Last year, when I looked up Dr. Brizendine's reference for this assertion ("The spread of bogus numbers in the meme pool", 10/16/2006), I found that the 8% number is not entirely made up, like the words-per-day numbers -- but it was based on one small study, whose results were substantially below the cited value:
There were two women in the study, number 6 and 8, who were measured both before pregnancy and at term. Over that period, their brains shrank 4.06% and 6.6% respectively, for an average of 5.3%. There were eight women in the normal group whose brains were measured at term and 24 week (i.e. six months) after delivery. Their brains increased in size during that time by 4.0%, 3.0%, 5.5%, 3.2%, 4.8%, 5.6% and 5.1% respectively, for an average of 4.3%, with a 95-percent confidence interval of 3.4% to 5.2%.
(And there's no scientific support for the view that circuits of any particular kind are being either destroyed or created. The study simply measured overall brain volume, without distinguishing among gray matter, white matter, blood vessels or whatever else, and without providing any evidence about the relationship of the changes in overall size to any changes in number of neurons, number or type or strength of synaptic connections, or any other functionally-relevant parameters. It seems unlikely that such rapid changes in overall size could be due to the death and birth of neuronal cell bodies, or to atrophy and re-creation of a large fraction of the dendritic arborization.)

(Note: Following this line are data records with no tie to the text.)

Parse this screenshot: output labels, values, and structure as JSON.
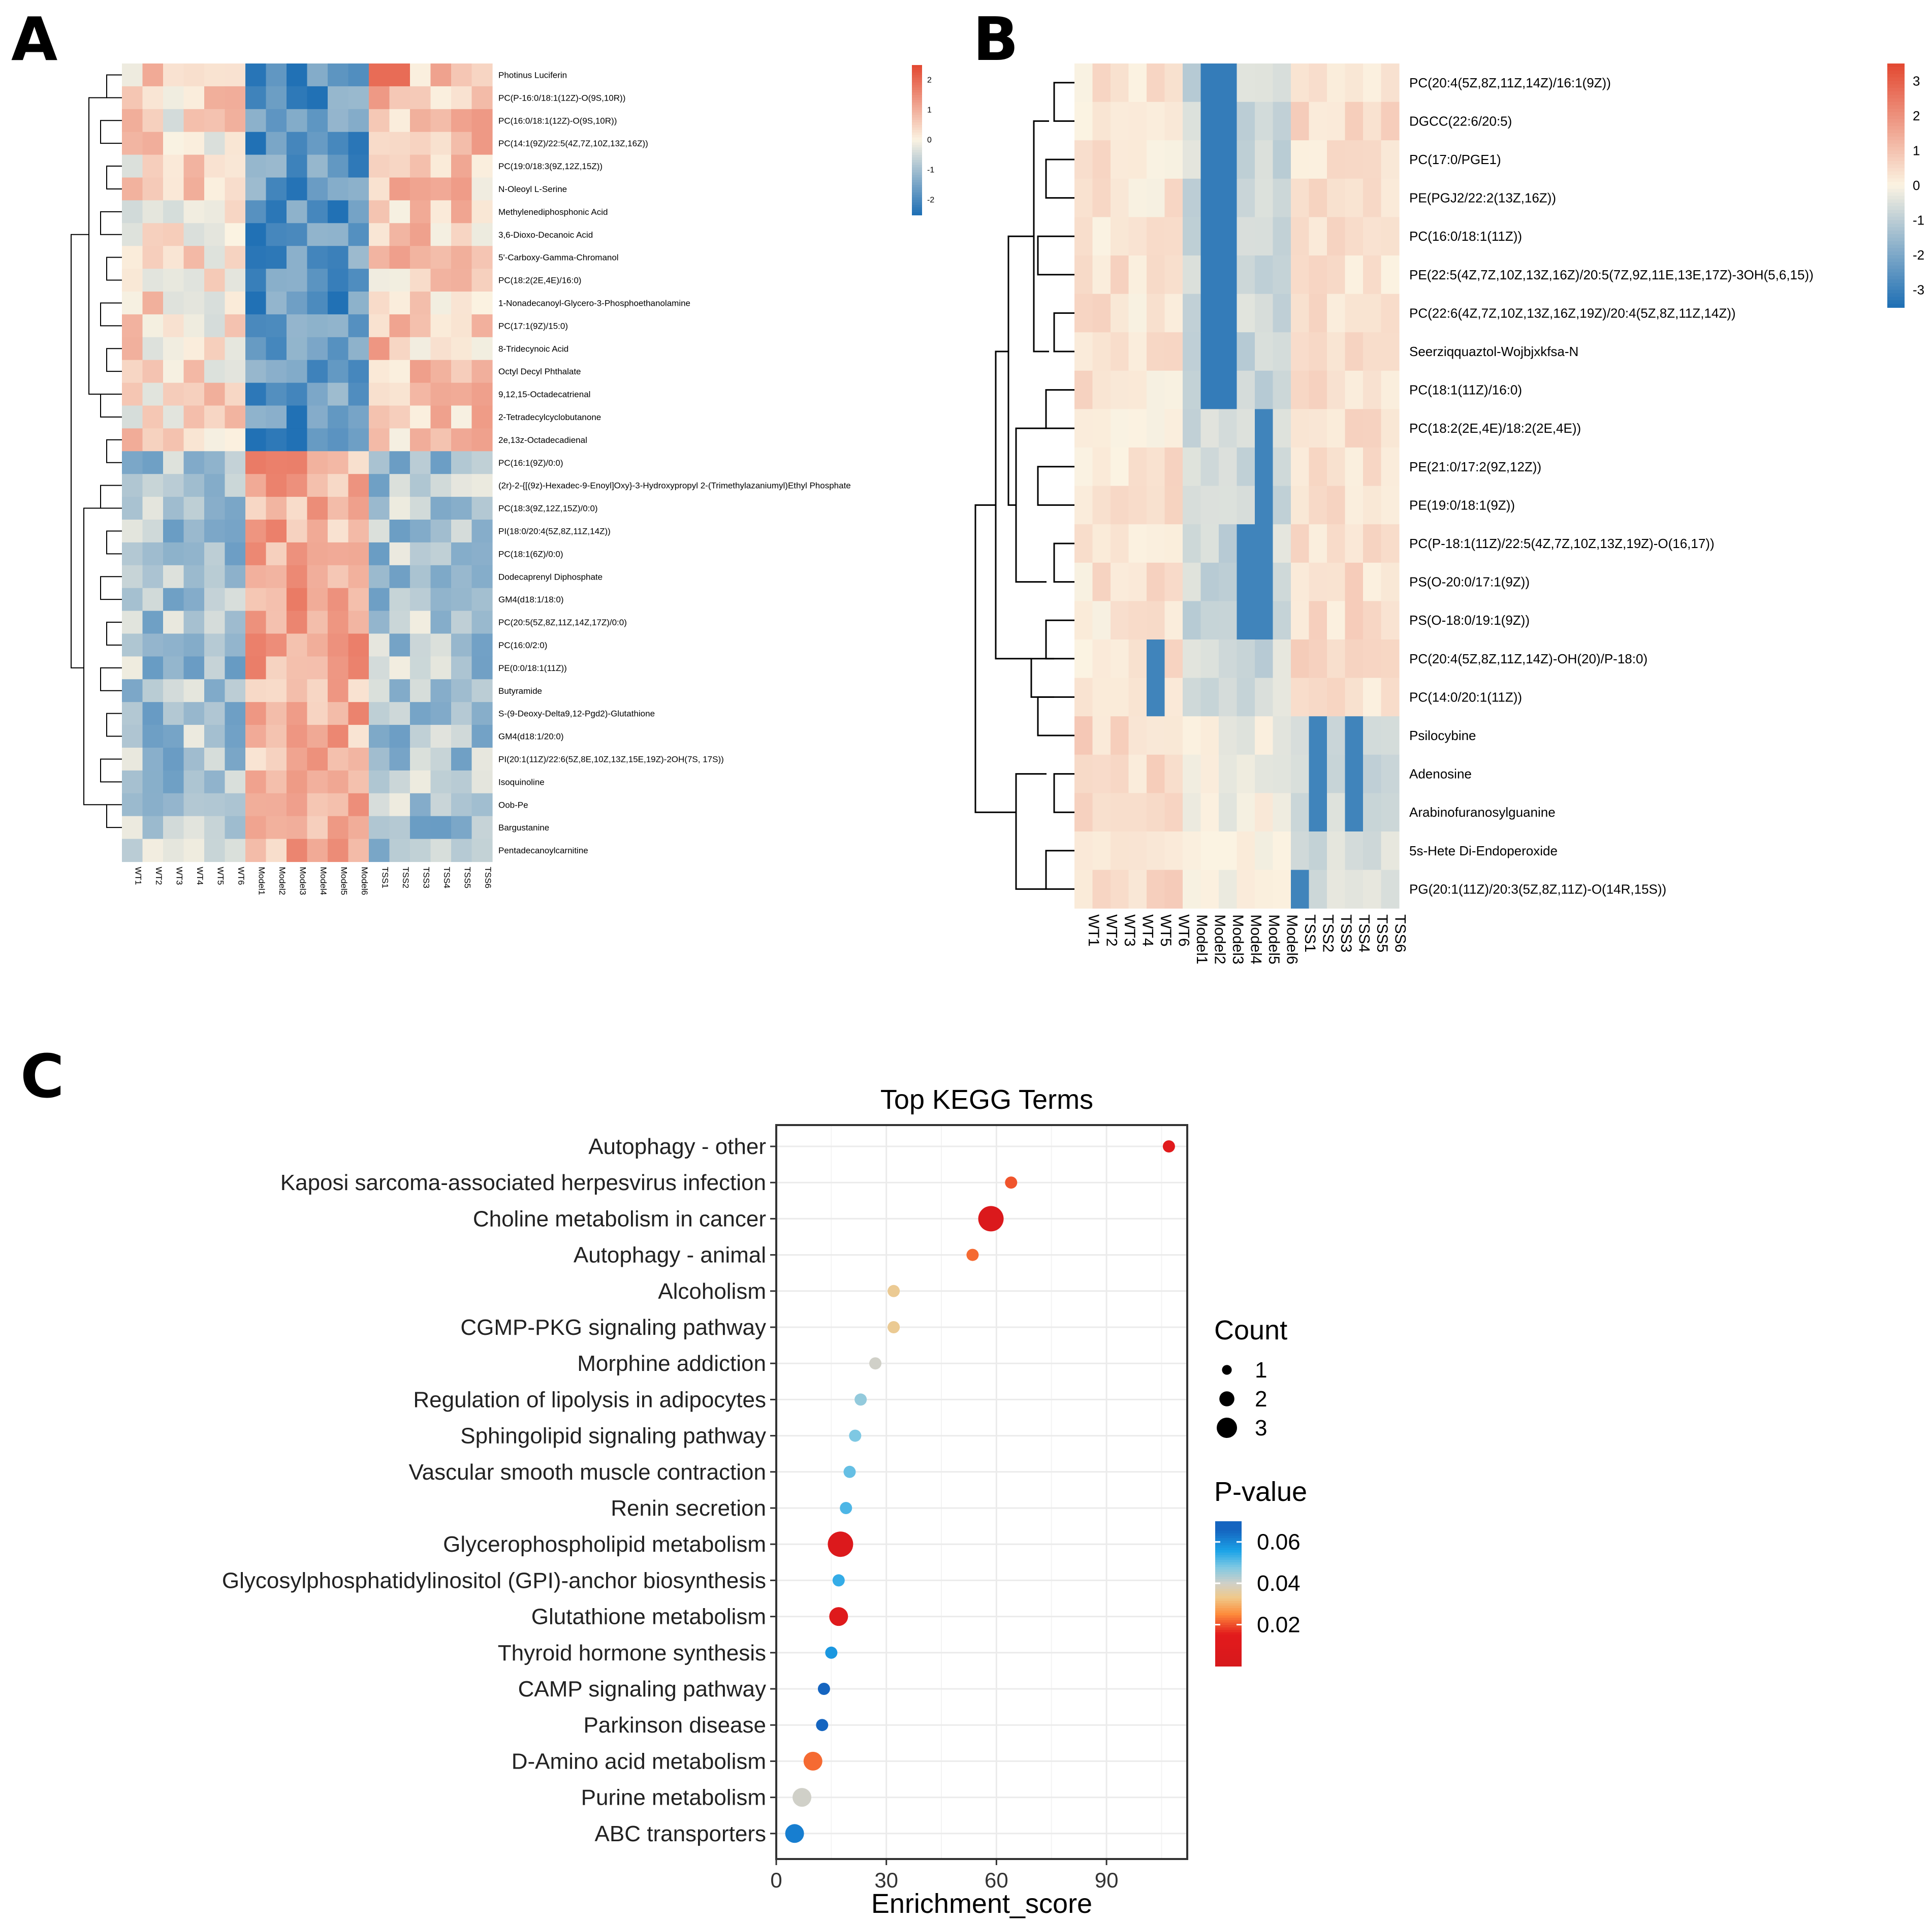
{
  "panels": {
    "a": "A",
    "b": "B",
    "c": "C"
  },
  "colors": {
    "low": "#2171b5",
    "mid": "#fbf3e2",
    "high": "#e34a33",
    "gridline": "#ebebeb",
    "tree": "#000000"
  },
  "chart_data": [
    {
      "type": "heatmap",
      "panel": "A",
      "columns": [
        "WT1",
        "WT2",
        "WT3",
        "WT4",
        "WT5",
        "WT6",
        "Model1",
        "Model2",
        "Model3",
        "Model4",
        "Model5",
        "Model6",
        "TSS1",
        "TSS2",
        "TSS3",
        "TSS4",
        "TSS5",
        "TSS6"
      ],
      "rows": [
        "Photinus Luciferin",
        "PC(P-16:0/18:1(12Z)-O(9S,10R))",
        "PC(16:0/18:1(12Z)-O(9S,10R))",
        "PC(14:1(9Z)/22:5(4Z,7Z,10Z,13Z,16Z))",
        "PC(19:0/18:3(9Z,12Z,15Z))",
        "N-Oleoyl L-Serine",
        "Methylenediphosphonic Acid",
        "3,6-Dioxo-Decanoic Acid",
        "5'-Carboxy-Gamma-Chromanol",
        "PC(18:2(2E,4E)/16:0)",
        "1-Nonadecanoyl-Glycero-3-Phosphoethanolamine",
        "PC(17:1(9Z)/15:0)",
        "8-Tridecynoic Acid",
        "Octyl Decyl Phthalate",
        "9,12,15-Octadecatrienal",
        "2-Tetradecylcyclobutanone",
        "2e,13z-Octadecadienal",
        "PC(16:1(9Z)/0:0)",
        "(2r)-2-{[(9z)-Hexadec-9-Enoyl]Oxy}-3-Hydroxypropyl 2-(Trimethylazaniumyl)Ethyl Phosphate",
        "PC(18:3(9Z,12Z,15Z)/0:0)",
        "PI(18:0/20:4(5Z,8Z,11Z,14Z))",
        "PC(18:1(6Z)/0:0)",
        "Dodecaprenyl Diphosphate",
        "GM4(d18:1/18:0)",
        "PC(20:5(5Z,8Z,11Z,14Z,17Z)/0:0)",
        "PC(16:0/2:0)",
        "PE(0:0/18:1(11Z))",
        "Butyramide",
        "S-(9-Deoxy-Delta9,12-Pgd2)-Glutathione",
        "GM4(d18:1/20:0)",
        "PI(20:1(11Z)/22:6(5Z,8E,10Z,13Z,15E,19Z)-2OH(7S, 17S))",
        "Isoquinoline",
        "Oob-Pe",
        "Bargustanine",
        "Pentadecanoylcarnitine"
      ],
      "groups": {
        "top_rows": 17,
        "bottom_rows": 18
      },
      "values_top_pattern": {
        "WT": 0.3,
        "Model": -1.8,
        "TSS": 0.6
      },
      "values_bottom_pattern": {
        "WT": -0.9,
        "Model": 1.0,
        "TSS": -0.9
      },
      "colorbar": {
        "ticks": [
          "2",
          "1",
          "0",
          "-1",
          "-2"
        ],
        "range": [
          -2.5,
          2.5
        ]
      }
    },
    {
      "type": "heatmap",
      "panel": "B",
      "columns": [
        "WT1",
        "WT2",
        "WT3",
        "WT4",
        "WT5",
        "WT6",
        "Model1",
        "Model2",
        "Model3",
        "Model4",
        "Model5",
        "Model6",
        "TSS1",
        "TSS2",
        "TSS3",
        "TSS4",
        "TSS5",
        "TSS6"
      ],
      "rows": [
        "PC(20:4(5Z,8Z,11Z,14Z)/16:1(9Z))",
        "DGCC(22:6/20:5)",
        "PC(17:0/PGE1)",
        "PE(PGJ2/22:2(13Z,16Z))",
        "PC(16:0/18:1(11Z))",
        "PE(22:5(4Z,7Z,10Z,13Z,16Z)/20:5(7Z,9Z,11E,13E,17Z)-3OH(5,6,15))",
        "PC(22:6(4Z,7Z,10Z,13Z,16Z,19Z)/20:4(5Z,8Z,11Z,14Z))",
        "Seerziqquaztol-Wojbjxkfsa-N",
        "PC(18:1(11Z)/16:0)",
        "PC(18:2(2E,4E)/18:2(2E,4E))",
        "PE(21:0/17:2(9Z,12Z))",
        "PE(19:0/18:1(9Z))",
        "PC(P-18:1(11Z)/22:5(4Z,7Z,10Z,13Z,19Z)-O(16,17))",
        "PS(O-20:0/17:1(9Z))",
        "PS(O-18:0/19:1(9Z))",
        "PC(20:4(5Z,8Z,11Z,14Z)-OH(20)/P-18:0)",
        "PC(14:0/20:1(11Z))",
        "Psilocybine",
        "Adenosine",
        "Arabinofuranosylguanine",
        "5s-Hete Di-Endoperoxide",
        "PG(20:1(11Z)/20:3(5Z,8Z,11Z)-O(14R,15S))"
      ],
      "colorbar": {
        "ticks": [
          "3",
          "2",
          "1",
          "0",
          "-1",
          "-2",
          "-3"
        ],
        "range": [
          -3.5,
          3.5
        ]
      }
    },
    {
      "type": "scatter",
      "panel": "C",
      "title": "Top KEGG Terms",
      "xlabel": "Enrichment_score",
      "ylabel": "",
      "xlim": [
        0,
        112
      ],
      "xticks": [
        0,
        30,
        60,
        90
      ],
      "terms": [
        {
          "name": "Autophagy - other",
          "x": 107,
          "count": 1,
          "p": 0.012
        },
        {
          "name": "Kaposi sarcoma-associated herpesvirus infection",
          "x": 64,
          "count": 1,
          "p": 0.02
        },
        {
          "name": "Choline metabolism in cancer",
          "x": 58.5,
          "count": 3,
          "p": 0.005
        },
        {
          "name": "Autophagy - animal",
          "x": 53.5,
          "count": 1,
          "p": 0.022
        },
        {
          "name": "Alcoholism",
          "x": 32,
          "count": 1,
          "p": 0.034
        },
        {
          "name": "CGMP-PKG signaling pathway",
          "x": 32,
          "count": 1,
          "p": 0.034
        },
        {
          "name": "Morphine addiction",
          "x": 27,
          "count": 1,
          "p": 0.04
        },
        {
          "name": "Regulation of lipolysis in adipocytes",
          "x": 23,
          "count": 1,
          "p": 0.046
        },
        {
          "name": "Sphingolipid signaling pathway",
          "x": 21.5,
          "count": 1,
          "p": 0.048
        },
        {
          "name": "Vascular smooth muscle contraction",
          "x": 20,
          "count": 1,
          "p": 0.05
        },
        {
          "name": "Renin secretion",
          "x": 19,
          "count": 1,
          "p": 0.052
        },
        {
          "name": "Glycerophospholipid metabolism",
          "x": 17.5,
          "count": 3,
          "p": 0.006
        },
        {
          "name": "Glycosylphosphatidylinositol (GPI)-anchor biosynthesis",
          "x": 17,
          "count": 1,
          "p": 0.054
        },
        {
          "name": "Glutathione metabolism",
          "x": 17,
          "count": 2,
          "p": 0.01
        },
        {
          "name": "Thyroid hormone synthesis",
          "x": 15,
          "count": 1,
          "p": 0.058
        },
        {
          "name": "CAMP signaling pathway",
          "x": 13,
          "count": 1,
          "p": 0.066
        },
        {
          "name": "Parkinson disease",
          "x": 12.5,
          "count": 1,
          "p": 0.068
        },
        {
          "name": "D-Amino acid metabolism",
          "x": 10,
          "count": 2,
          "p": 0.022
        },
        {
          "name": "Purine metabolism",
          "x": 7,
          "count": 2,
          "p": 0.04
        },
        {
          "name": "ABC transporters",
          "x": 5,
          "count": 2,
          "p": 0.062
        }
      ],
      "legend_count": {
        "title": "Count",
        "values": [
          1,
          2,
          3
        ]
      },
      "legend_p": {
        "title": "P-value",
        "ticks": [
          "0.06",
          "0.04",
          "0.02"
        ],
        "range": [
          0.0,
          0.07
        ]
      }
    }
  ]
}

But that exaggeration is a tiny one compared to those referenced in this paragraph from Ferdinand's review:
Testosterone in the male foetus, for instance, will shrink the brain’s communication centre, reduce the hearing cortex and make the part of the brain that processes sex twice as large as that of the female. Thoughts about sex enter a woman’s brain perhaps once a day, but in a man every time he sees an attractive woman.
For discussion, see these earlier posts:
"The laconic rapist in the womb" (9/4/2006)
""Every 52 seconds": wrong by 23,736 percent?" (10/13/2006)
A catalogue of other relevant LL posts can be found here.
And for a general evaluation of the book's endocrinology, pharmacology, and neurobiology, take a look at the review by Rebecca M. Young and Evan Balaban from Nature, October 2006: "Psychoneuroindoctrinology".